Speculazione politica al posto della memoria
Invece di ricordare l’immane sacrificio dei giudici e degli uomini della scorta, Schlein ha scelto di cavalcare l’onda dell’indignazione per lanciare frecciate sugli stipendi, il caro vita e le liste d’attesa. È uno sconcertante ribaltamento di priorità: quando il dolore di una nazione dovrebbe unire, lei preferisce dividere, trasformando via D’Amelio in un palcoscenico per il proprio marketing politico.
Cinismo da centro sociale
Basti pensare alle parole di Galeazzo Bignami, capogruppo alla Camera di Fratelli d’Italia,che non a caso ha stigmatizzato «il tipico cinismo della sinistra di provare a speculare pure sui momenti più importanti e drammatici della nostra Nazione». Non si tratta di critiche funzionali a un dibattito pubblico, ma di slogan gridati con la stessa intensità di un megafono in un corteo, privi di qualsiasi profondità analitica.
Un conflitto “a comando”
Schlein parla di un «grave conflitto tra governo e magistratura» come se fosse l’ultimo tormentone di una serie Netflix: servono nemici nuovi ogni giorno per coprire l’incapacità di gestire i problemi reali. Peccato che attaccare la magistratura – cui Spagna, Francia e molti altri Paesi non riservano vignette populiste – non risolva il caro bollette né rimpolpi i salari sotto la media europea.

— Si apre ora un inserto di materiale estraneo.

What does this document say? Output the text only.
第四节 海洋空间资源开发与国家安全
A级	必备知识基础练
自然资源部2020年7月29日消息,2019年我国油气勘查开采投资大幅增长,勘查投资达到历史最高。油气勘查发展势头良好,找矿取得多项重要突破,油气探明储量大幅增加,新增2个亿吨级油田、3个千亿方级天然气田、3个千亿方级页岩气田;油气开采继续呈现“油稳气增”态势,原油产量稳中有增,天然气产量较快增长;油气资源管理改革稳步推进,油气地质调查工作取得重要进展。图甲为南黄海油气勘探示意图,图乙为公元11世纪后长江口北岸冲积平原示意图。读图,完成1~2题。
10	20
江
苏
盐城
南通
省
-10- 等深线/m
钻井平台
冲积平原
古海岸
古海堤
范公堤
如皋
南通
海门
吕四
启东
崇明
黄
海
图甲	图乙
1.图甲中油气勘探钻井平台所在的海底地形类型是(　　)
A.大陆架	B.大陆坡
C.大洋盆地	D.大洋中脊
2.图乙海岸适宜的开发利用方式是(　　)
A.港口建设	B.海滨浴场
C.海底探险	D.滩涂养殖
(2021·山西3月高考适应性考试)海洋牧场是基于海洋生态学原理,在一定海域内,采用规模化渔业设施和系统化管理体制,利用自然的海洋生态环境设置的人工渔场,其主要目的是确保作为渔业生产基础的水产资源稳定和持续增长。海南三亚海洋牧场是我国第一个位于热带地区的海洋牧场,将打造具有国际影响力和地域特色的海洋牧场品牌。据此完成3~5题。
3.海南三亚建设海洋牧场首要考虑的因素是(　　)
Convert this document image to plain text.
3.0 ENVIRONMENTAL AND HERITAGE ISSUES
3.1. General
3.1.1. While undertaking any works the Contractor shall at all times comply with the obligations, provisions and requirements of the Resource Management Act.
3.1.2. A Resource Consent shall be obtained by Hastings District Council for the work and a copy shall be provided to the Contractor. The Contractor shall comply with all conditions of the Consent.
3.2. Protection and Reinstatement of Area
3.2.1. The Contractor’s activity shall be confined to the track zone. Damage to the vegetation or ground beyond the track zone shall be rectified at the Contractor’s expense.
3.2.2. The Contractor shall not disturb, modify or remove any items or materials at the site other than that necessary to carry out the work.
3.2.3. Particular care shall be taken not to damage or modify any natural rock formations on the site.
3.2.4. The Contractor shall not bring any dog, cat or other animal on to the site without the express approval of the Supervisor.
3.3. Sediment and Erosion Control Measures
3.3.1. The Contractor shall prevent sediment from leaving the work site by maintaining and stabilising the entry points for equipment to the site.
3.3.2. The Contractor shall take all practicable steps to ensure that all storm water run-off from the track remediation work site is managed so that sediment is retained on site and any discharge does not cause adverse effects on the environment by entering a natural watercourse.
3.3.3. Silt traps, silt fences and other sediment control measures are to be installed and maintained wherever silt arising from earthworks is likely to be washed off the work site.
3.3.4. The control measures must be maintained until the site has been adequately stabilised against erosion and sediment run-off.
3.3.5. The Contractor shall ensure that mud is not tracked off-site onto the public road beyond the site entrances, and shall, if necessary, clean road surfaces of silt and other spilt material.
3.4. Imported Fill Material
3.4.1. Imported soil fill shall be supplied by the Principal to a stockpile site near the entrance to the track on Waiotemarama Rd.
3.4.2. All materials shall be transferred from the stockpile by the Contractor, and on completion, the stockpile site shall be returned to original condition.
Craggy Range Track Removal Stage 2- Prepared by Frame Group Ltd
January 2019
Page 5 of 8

Le semplificazioni demagogiche sull’Open Arms
Il governo Meloni avrebbe sparato a zero sulla Procura di Palermo, sostiene la segretaria dem, come fosse un film d’azione con protagonista il “potere oscuro”. Il paragone con Trump e Orbán è la ciliegina: un gusto per la retorica da bar sport che fa solo ridere i tavoli accanto. È davvero così stupefacente che un esecutivo commenti l’impugnazione di una sentenza? No: è la prassi istituzionale normale.
L’effetto boomerang
Il risultato politico di queste uscite è desolante: più Schlein alza il volume demagogico, più perde credibilità. Gli italiani cercano risposte concrete, non la lista degli “amici dei giudici” o del “nemico di giornata”. Questo teatro dell’assurdo può funzionare sui social, ma in Parlamento e nelle piazze conta la sostanza, non il clamore.
Centrosinistra in bancarotta
Se l’alternativa alla destra è un revival di slogan da rivoluzione mancata, il centrosinistra appare non solo moralmente, ma anche culturalmente e politicamente in bancarotta. L’ennesima caduta di stile di Elly Schlein dimostra che la sinistra ha ormai abdicato al senso delle istituzioni e alla responsabilità storica, preferendo il chiacchiericcio sterile a qualsiasi forma di seria proposta riformista. È ora di abbassare i toni, riconoscere gli errori e tornare a quel rispetto degno delle vittime di mafia – prima che l’oblio sia completo.